The Council of Representatives is composed of high-level representatives of the centre's member states. It meets annually, and on an inter-session basis when required, in order to examine the work of the centre and to provide policy and operational guidance. All states signing and ratifying or acceding to the agreement are required to appoint a high-level individual as their representative to the council. This individual should have been recognized for his or her commitment and contribution to the development of the South as well as the promotion of South-South cooperation. The council appoints a nine-member board and elects the centre's chairperson. From its members, the council elects a convenor and a vice-convenor.
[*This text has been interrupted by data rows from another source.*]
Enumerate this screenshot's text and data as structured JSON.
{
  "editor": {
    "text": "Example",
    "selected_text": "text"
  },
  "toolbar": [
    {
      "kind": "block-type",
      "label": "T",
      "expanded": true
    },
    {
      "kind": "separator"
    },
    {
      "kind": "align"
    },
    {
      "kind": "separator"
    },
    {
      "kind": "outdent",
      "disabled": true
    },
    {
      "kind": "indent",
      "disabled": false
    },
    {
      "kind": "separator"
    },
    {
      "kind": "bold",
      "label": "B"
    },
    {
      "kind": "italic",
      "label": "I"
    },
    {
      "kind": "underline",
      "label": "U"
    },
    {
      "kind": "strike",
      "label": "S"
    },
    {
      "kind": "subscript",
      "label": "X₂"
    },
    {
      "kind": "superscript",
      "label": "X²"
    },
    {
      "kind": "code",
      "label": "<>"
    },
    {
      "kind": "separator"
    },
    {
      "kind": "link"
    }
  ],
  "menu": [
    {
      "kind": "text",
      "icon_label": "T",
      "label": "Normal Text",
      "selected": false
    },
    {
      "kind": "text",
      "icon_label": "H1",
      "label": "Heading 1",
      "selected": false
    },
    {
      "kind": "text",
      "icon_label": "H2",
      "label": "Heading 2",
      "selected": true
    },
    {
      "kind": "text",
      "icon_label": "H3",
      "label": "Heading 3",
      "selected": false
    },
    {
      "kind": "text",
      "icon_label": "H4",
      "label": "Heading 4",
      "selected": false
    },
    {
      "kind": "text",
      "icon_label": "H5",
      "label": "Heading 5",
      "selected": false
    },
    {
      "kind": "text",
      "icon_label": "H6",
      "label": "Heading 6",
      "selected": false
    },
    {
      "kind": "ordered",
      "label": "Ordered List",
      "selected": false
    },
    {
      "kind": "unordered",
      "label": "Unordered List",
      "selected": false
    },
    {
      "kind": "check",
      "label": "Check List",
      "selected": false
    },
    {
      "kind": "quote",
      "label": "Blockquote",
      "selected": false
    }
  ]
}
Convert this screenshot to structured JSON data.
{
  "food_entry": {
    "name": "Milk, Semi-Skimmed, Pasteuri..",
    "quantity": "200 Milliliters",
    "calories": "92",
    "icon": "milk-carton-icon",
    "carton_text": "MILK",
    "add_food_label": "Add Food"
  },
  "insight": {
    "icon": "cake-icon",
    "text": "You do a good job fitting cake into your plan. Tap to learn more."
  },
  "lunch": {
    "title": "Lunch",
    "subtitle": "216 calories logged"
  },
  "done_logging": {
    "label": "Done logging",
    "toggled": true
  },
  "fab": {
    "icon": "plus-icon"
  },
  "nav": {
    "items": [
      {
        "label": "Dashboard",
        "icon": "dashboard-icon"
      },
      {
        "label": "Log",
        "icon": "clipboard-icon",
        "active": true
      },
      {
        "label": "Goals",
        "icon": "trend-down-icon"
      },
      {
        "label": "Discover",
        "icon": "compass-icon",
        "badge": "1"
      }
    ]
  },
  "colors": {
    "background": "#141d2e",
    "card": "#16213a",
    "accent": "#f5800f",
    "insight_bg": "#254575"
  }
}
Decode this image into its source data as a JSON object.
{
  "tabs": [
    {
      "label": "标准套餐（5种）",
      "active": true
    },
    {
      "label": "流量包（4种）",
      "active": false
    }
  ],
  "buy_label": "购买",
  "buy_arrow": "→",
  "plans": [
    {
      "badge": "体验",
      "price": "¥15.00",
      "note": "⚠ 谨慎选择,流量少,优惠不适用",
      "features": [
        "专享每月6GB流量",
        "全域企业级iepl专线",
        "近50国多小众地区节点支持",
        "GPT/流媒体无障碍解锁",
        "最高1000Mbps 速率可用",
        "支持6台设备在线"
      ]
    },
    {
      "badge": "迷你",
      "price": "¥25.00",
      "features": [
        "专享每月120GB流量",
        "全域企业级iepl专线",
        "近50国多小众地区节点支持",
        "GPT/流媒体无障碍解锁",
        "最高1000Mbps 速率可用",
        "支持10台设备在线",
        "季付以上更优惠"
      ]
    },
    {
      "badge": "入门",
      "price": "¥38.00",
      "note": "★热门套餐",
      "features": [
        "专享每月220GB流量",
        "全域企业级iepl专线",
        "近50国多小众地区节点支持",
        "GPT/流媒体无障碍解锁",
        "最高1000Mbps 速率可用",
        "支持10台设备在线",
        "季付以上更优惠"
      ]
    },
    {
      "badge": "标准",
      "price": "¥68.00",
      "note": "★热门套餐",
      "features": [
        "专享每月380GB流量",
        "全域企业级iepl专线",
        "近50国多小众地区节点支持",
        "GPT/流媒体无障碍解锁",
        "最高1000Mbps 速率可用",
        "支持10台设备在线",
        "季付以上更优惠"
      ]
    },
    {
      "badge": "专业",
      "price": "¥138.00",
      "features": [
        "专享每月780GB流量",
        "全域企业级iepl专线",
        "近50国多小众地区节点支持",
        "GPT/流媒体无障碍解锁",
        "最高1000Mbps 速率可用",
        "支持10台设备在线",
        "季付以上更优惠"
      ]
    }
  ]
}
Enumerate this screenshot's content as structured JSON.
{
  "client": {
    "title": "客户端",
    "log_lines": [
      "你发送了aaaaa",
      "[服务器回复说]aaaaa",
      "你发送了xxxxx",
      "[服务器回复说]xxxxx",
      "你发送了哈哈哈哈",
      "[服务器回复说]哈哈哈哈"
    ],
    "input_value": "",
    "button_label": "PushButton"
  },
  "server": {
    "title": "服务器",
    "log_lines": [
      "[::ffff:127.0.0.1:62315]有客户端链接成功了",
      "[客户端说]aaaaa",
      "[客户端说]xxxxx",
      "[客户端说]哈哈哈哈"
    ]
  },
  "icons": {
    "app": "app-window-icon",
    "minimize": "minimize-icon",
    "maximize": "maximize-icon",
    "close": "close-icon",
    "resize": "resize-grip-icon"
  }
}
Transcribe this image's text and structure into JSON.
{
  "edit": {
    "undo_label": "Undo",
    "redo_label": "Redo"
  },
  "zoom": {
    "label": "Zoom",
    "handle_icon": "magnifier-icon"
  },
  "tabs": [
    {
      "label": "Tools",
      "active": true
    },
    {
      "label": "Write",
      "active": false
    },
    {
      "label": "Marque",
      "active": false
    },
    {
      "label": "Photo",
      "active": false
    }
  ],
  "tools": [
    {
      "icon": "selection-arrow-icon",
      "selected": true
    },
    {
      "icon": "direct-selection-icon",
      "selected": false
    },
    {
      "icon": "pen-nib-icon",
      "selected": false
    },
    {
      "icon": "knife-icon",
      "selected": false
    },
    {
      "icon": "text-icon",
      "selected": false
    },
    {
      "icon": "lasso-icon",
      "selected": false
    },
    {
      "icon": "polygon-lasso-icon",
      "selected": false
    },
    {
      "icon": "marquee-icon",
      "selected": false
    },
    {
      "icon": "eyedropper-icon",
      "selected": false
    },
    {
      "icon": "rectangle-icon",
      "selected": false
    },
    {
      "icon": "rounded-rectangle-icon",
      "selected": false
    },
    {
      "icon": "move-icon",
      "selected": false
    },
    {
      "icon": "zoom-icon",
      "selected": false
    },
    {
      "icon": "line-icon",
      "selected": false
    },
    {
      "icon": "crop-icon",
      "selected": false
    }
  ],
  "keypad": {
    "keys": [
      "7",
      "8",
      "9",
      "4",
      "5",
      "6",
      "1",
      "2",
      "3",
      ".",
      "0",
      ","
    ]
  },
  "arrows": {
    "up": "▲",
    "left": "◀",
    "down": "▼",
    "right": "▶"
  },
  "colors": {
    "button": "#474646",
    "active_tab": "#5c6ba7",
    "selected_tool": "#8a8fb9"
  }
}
As of 2026, the following 55 states have signed, ratified, or acceded to the intergovernmental agreement:

- Algeria
- Angola
- Argentina
- Barbados
- Benin
- Bolivia
- Brazil
- Burundi
- Cabo Verde
- Cambodia
- China
- Colombia
- Côte d'Ivoire
- Cuba
- Democratic People's Republic of Korea
- Dominican Republic
- Ecuador
- Egypt
- Gabon
- Ghana
- Guyana
- Honduras
- India
- Indonesia
- Iran
- Iraq
- Jamaica
- Jordan
- Liberia
- Libya
- Malawi
- Malaysia
- Mali
- Mauritius
- Micronesia
- Morocco
- Mozambique
- Namibia
- Nicaragua
- Nigeria
- Pakistan
- Palestine
- Panama
- Philippines
- Seychelles
- Sierra Leone
- South Africa
- Sri Lanka
- Sudan
- Suriname
- Tanzania
- Uganda
- Venezuela
- Vietnam
- Zimbabwe

- Former members
- Serbia and Montenegro (signed in 1994; ratified in 1996)

==Publications==
South Bulletin, a regular publication of the South Centre, takes stock of ongoing debates on major global policy challenges and delivers regular flow of analysis and commentary to policymakers in the South.

The South Centre also publishes policy briefs addressing global development issues.

Research papers, published articles, analytical notes and other publications are made available in English, French and Spanish on the South Centre website under "Publications".